The idea that such people should see themselves in an undocumented immigrant is the sort of naive condescension that has typified the past decade of popular progressive thought, and is precisely the sort of thing that is being challenged today. In the first place, “Latino” is a massive umbrella with holes in it that’s meant to incorporate everyone from white Cuban exiles who hate leftism to Indigenous Oaxacans fleeing climate disaster. That there is an assumption in the first place that there ought to be some form of ethnic solidarity between such people is, in itself, ignorant, and a contributing factor to why so many Latinos likely feel patronized. In short, the image of a non-white person in a MAGA hat was a caricature in 2016. In 2024, they are simply “a voter.”
It’s time for progressives to acknowledge that the identity era is giving way to the ideology era, one in which people from all different ethnic backgrounds have roughly equivalent opportunities to arrive at heterodox beliefs based on how they perceive the economy, or on whatever their favorite streamer or TikToker told them, or purely on vibes, and is producing Eldritch forms of voter that we haven’t developed a vocabulary for yet, because the textbook we’re referencing is from 10 years ago.
This moment requires us to be able to acknowledge that, yes, there are significant numbers of people whom we see as minorities who do not see themselves as oppressed individuals who need assistance. These individuals are perfectly able to arrive at conclusions we don’t like, or even at conclusions that are flat out provably false, and we will not be able to persuade them otherwise by making the argument that they should not be arriving at those conclusions because of the demographic they belong to.
Essentialism can’t accommodate that sort of thing. It can’t account for the possibility that people might defy expectations. It renders different groups of people as static, unchanging, predictable organisms that are distinct from one another. It can’t fathom why a Black man would vote for Trump, why a working-class woman would be concerned with the cost of essentials, why a brown Latino who recently immigrated to the U.S. would vote to deport someone whose story and face look incredibly similar to his own. If our framework of belief can’t process people like these, then it is a framework that isn’t serving us.

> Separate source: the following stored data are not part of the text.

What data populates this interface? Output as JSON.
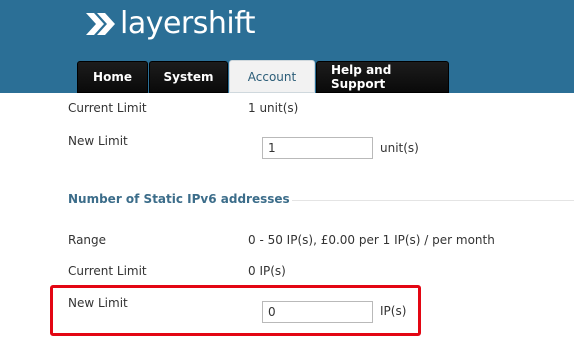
{
  "header": {
    "logo_text": "layershift",
    "colors": {
      "bar": "#2b6f96",
      "tab_active_text": "#2b5d78",
      "highlight": "#e30613"
    }
  },
  "nav": {
    "tabs": [
      {
        "label": "Home",
        "active": false
      },
      {
        "label": "System",
        "active": false
      },
      {
        "label": "Account",
        "active": true
      },
      {
        "label": "Help and Support",
        "active": false
      }
    ]
  },
  "units_section": {
    "current_limit_label": "Current Limit",
    "current_limit_value": "1 unit(s)",
    "new_limit_label": "New Limit",
    "new_limit_value": "1",
    "new_limit_unit": "unit(s)"
  },
  "ipv6_section": {
    "title": "Number of Static IPv6 addresses",
    "range_label": "Range",
    "range_value": "0 - 50 IP(s), £0.00 per 1 IP(s) / per month",
    "current_limit_label": "Current Limit",
    "current_limit_value": "0 IP(s)",
    "new_limit_label": "New Limit",
    "new_limit_value": "0",
    "new_limit_unit": "IP(s)"
  }
}
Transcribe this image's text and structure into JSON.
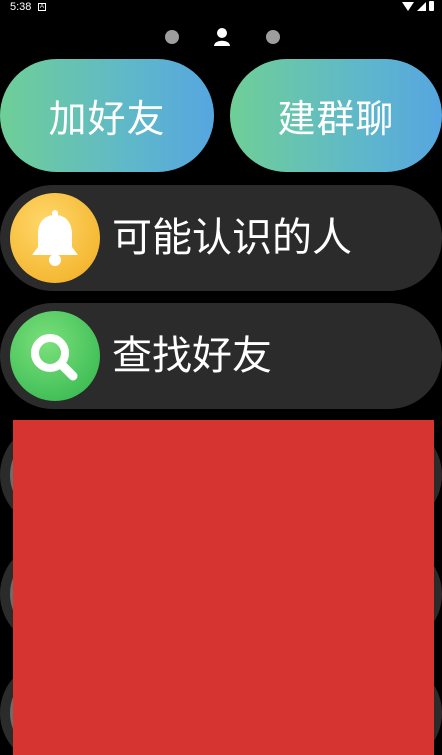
{
  "status_bar": {
    "time": "5:38",
    "notification_glyph": "A",
    "icons": [
      "wifi-icon",
      "signal-icon",
      "battery-icon"
    ]
  },
  "page_indicator": {
    "active_icon": "person-icon",
    "pages": 3,
    "active_index": 1
  },
  "actions": {
    "add_friend": "加好友",
    "create_group": "建群聊"
  },
  "list": {
    "items": [
      {
        "label": "可能认识的人",
        "icon": "bell-icon",
        "color": "#f5b935"
      },
      {
        "label": "查找好友",
        "icon": "search-icon",
        "color": "#45c15a"
      }
    ]
  },
  "colors": {
    "background": "#000000",
    "row_background": "#2b2b2b",
    "gradient_start": "#6fcf97",
    "gradient_end": "#56a6e0",
    "redaction": "#d63431"
  }
}
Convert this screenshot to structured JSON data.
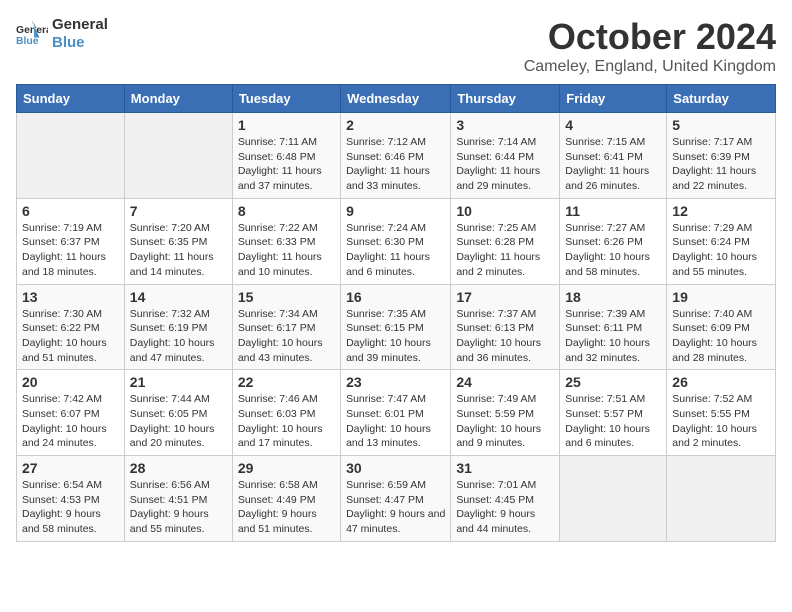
{
  "logo": {
    "line1": "General",
    "line2": "Blue"
  },
  "title": "October 2024",
  "location": "Cameley, England, United Kingdom",
  "days_of_week": [
    "Sunday",
    "Monday",
    "Tuesday",
    "Wednesday",
    "Thursday",
    "Friday",
    "Saturday"
  ],
  "weeks": [
    [
      {
        "day": "",
        "info": ""
      },
      {
        "day": "",
        "info": ""
      },
      {
        "day": "1",
        "info": "Sunrise: 7:11 AM\nSunset: 6:48 PM\nDaylight: 11 hours and 37 minutes."
      },
      {
        "day": "2",
        "info": "Sunrise: 7:12 AM\nSunset: 6:46 PM\nDaylight: 11 hours and 33 minutes."
      },
      {
        "day": "3",
        "info": "Sunrise: 7:14 AM\nSunset: 6:44 PM\nDaylight: 11 hours and 29 minutes."
      },
      {
        "day": "4",
        "info": "Sunrise: 7:15 AM\nSunset: 6:41 PM\nDaylight: 11 hours and 26 minutes."
      },
      {
        "day": "5",
        "info": "Sunrise: 7:17 AM\nSunset: 6:39 PM\nDaylight: 11 hours and 22 minutes."
      }
    ],
    [
      {
        "day": "6",
        "info": "Sunrise: 7:19 AM\nSunset: 6:37 PM\nDaylight: 11 hours and 18 minutes."
      },
      {
        "day": "7",
        "info": "Sunrise: 7:20 AM\nSunset: 6:35 PM\nDaylight: 11 hours and 14 minutes."
      },
      {
        "day": "8",
        "info": "Sunrise: 7:22 AM\nSunset: 6:33 PM\nDaylight: 11 hours and 10 minutes."
      },
      {
        "day": "9",
        "info": "Sunrise: 7:24 AM\nSunset: 6:30 PM\nDaylight: 11 hours and 6 minutes."
      },
      {
        "day": "10",
        "info": "Sunrise: 7:25 AM\nSunset: 6:28 PM\nDaylight: 11 hours and 2 minutes."
      },
      {
        "day": "11",
        "info": "Sunrise: 7:27 AM\nSunset: 6:26 PM\nDaylight: 10 hours and 58 minutes."
      },
      {
        "day": "12",
        "info": "Sunrise: 7:29 AM\nSunset: 6:24 PM\nDaylight: 10 hours and 55 minutes."
      }
    ],
    [
      {
        "day": "13",
        "info": "Sunrise: 7:30 AM\nSunset: 6:22 PM\nDaylight: 10 hours and 51 minutes."
      },
      {
        "day": "14",
        "info": "Sunrise: 7:32 AM\nSunset: 6:19 PM\nDaylight: 10 hours and 47 minutes."
      },
      {
        "day": "15",
        "info": "Sunrise: 7:34 AM\nSunset: 6:17 PM\nDaylight: 10 hours and 43 minutes."
      },
      {
        "day": "16",
        "info": "Sunrise: 7:35 AM\nSunset: 6:15 PM\nDaylight: 10 hours and 39 minutes."
      },
      {
        "day": "17",
        "info": "Sunrise: 7:37 AM\nSunset: 6:13 PM\nDaylight: 10 hours and 36 minutes."
      },
      {
        "day": "18",
        "info": "Sunrise: 7:39 AM\nSunset: 6:11 PM\nDaylight: 10 hours and 32 minutes."
      },
      {
        "day": "19",
        "info": "Sunrise: 7:40 AM\nSunset: 6:09 PM\nDaylight: 10 hours and 28 minutes."
      }
    ],
    [
      {
        "day": "20",
        "info": "Sunrise: 7:42 AM\nSunset: 6:07 PM\nDaylight: 10 hours and 24 minutes."
      },
      {
        "day": "21",
        "info": "Sunrise: 7:44 AM\nSunset: 6:05 PM\nDaylight: 10 hours and 20 minutes."
      },
      {
        "day": "22",
        "info": "Sunrise: 7:46 AM\nSunset: 6:03 PM\nDaylight: 10 hours and 17 minutes."
      },
      {
        "day": "23",
        "info": "Sunrise: 7:47 AM\nSunset: 6:01 PM\nDaylight: 10 hours and 13 minutes."
      },
      {
        "day": "24",
        "info": "Sunrise: 7:49 AM\nSunset: 5:59 PM\nDaylight: 10 hours and 9 minutes."
      },
      {
        "day": "25",
        "info": "Sunrise: 7:51 AM\nSunset: 5:57 PM\nDaylight: 10 hours and 6 minutes."
      },
      {
        "day": "26",
        "info": "Sunrise: 7:52 AM\nSunset: 5:55 PM\nDaylight: 10 hours and 2 minutes."
      }
    ],
    [
      {
        "day": "27",
        "info": "Sunrise: 6:54 AM\nSunset: 4:53 PM\nDaylight: 9 hours and 58 minutes."
      },
      {
        "day": "28",
        "info": "Sunrise: 6:56 AM\nSunset: 4:51 PM\nDaylight: 9 hours and 55 minutes."
      },
      {
        "day": "29",
        "info": "Sunrise: 6:58 AM\nSunset: 4:49 PM\nDaylight: 9 hours and 51 minutes."
      },
      {
        "day": "30",
        "info": "Sunrise: 6:59 AM\nSunset: 4:47 PM\nDaylight: 9 hours and 47 minutes."
      },
      {
        "day": "31",
        "info": "Sunrise: 7:01 AM\nSunset: 4:45 PM\nDaylight: 9 hours and 44 minutes."
      },
      {
        "day": "",
        "info": ""
      },
      {
        "day": "",
        "info": ""
      }
    ]
  ]
}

Progressive policies remain popular. We don’t have to leave vulnerable groups behind to champion them. It’s not about denying that identities exist, or that oppression is real. Rather, it’s acknowledging that the membrane between oppressor and oppressed is porous, that an individual can flit quite easily between the two, and that embracing the idea that there are groups of people with innately good politics and groups of people with innately bad politics is a road to nowhere and, if anything, is merely embracing the politics of resentment that the right has down to a science.
It’s critical that we locate what’s appealing about authoritarianism so that we can properly challenge it. We are not doing so now. Although Democrats can still point to broad support from groups beyond Latinos, it’s worth remembering: they once held that broad support from Latinos. Things can change. People can change. For better or for worse.